En 1669, les commentateurs écrivent que, pour la création de l’œuvre à Chambord, « Monsieur Vigarani (le décorateur) a construit un petit théâtre tout à fait galant ». Ce sont à la fois des aquarelles de l’époque (extraites du « grand carrousel de 1666 ») et les bois gravés de Raoul Dufy (reprenant toute une tradition de peinture et de gravure françaises pour lui donner une modernité épanouie et sereine) qui ont inspiré lumière, décors et costumes.


Mais, à l’image de toute l’œuvre, le dispositif scénique est également un piège. Comme le dit Eraste dès la première scène parlée, « nous avons dressé quantité de machines. Ne nous demandez point tous les ressorts que nous ferons jouer (…) et, comme aux comédies, il est bon de vous laisser le plaisir de la surprise ».


Le charme – conforme à l’esprit du ballet de cour – qui baigne la scène au départ de l’œuvre (cadre de scène citant les théâtres de verdure versaillais, décor de ville en trompe-l’œil) – cède progressivement la place à une machinerie diabolique. Les perspectives des maisons sont fausses ; posées sur d’invisibles roulettes, elles changent continuellement de place ; d’invraisemblables personnages en surgissent : cet univers sans cesse mobile et changeant est bien fait pour persuader Pourceaugnac qu’il est entré dans un Paris en pleine folie.



Pourceaugnac et l’esprit de joie


Quant au moteur intime de l’œuvre, il faut se souvenir que cette comédie-ballet a été créée à l’occasion des chasses royales. Elle vibre encore toute entière de ce grand élan de fêtes, de grand air… et de vendanges ! C’est une vraie force, une vague – plus bachique qu’apollinienne - qui se lève, se gonfle, et emporte dans son flot le pitoyable Pourceaugnac.


S’il est un des personnages les plus bouffons de Molière, il en est aussi l’un des plus sots, et des plus antipathiques.
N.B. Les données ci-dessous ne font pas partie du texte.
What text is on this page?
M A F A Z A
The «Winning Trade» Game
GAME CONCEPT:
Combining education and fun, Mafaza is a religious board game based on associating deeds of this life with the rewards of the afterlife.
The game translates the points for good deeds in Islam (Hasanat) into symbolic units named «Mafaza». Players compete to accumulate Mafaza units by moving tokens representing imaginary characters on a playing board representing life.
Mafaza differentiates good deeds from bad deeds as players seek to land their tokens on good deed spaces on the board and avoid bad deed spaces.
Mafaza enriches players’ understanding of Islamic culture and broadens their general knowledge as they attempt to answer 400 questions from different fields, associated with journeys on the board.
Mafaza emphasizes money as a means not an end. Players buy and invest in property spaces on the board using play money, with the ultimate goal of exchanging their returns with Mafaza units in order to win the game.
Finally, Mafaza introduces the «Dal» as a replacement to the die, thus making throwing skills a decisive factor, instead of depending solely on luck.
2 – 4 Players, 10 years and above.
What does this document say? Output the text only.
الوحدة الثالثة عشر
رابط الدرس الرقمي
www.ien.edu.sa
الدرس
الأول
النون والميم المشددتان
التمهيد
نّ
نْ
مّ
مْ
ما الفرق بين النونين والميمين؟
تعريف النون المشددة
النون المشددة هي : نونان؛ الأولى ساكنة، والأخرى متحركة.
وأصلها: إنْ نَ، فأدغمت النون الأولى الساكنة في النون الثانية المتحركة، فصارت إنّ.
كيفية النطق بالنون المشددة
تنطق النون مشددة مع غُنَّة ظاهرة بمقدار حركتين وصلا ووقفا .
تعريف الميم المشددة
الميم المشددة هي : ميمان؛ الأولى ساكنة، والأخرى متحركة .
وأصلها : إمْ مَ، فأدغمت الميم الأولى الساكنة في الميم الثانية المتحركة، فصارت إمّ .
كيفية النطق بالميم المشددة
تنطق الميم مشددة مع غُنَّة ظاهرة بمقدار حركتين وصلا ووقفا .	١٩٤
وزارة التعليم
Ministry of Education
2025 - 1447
On a voulu souvent faire du gentilhomme limousin une brave « rondeur » victime de la roublardise cruelle des Parisiens; et l’on en viendrait presque à s’apitoyer sur la pauvre ganache emportée dans un cauchemar quasi kafkaïen : ce serait un complet contresens.


Pour Molière, l’incapacité de Pourceaugnac au plaisir, sa complète absence de fantaisie, son inébranlable sérieux sont à l’origine de tous ses défauts – égoïsme, prétention, arrogance, crédulité. Parce qu’il a eu le tort impardonnable de refuser de danser et de chanter (divertissement du 1° acte), il devient tout simplement incompatible avec l’enchantement de la comédie-ballet et ne mérite que d’y insuffler, à son corps défendant (c’est une litote !), un énorme et salvateur éclat de rire.


Tout ce qui pouvait représenter « l’esprit de sérieux » ayant été exclu, rejeté et anéanti, le final peut enfin déferler, à la gloire du plaisir – cette complexe notion que le XVII° siècle a porté à l’extrême, et qui est la somme de tous les plaisirs, ceux de l’œil, de l’oreille, du goût, du cœur et de l’esprit.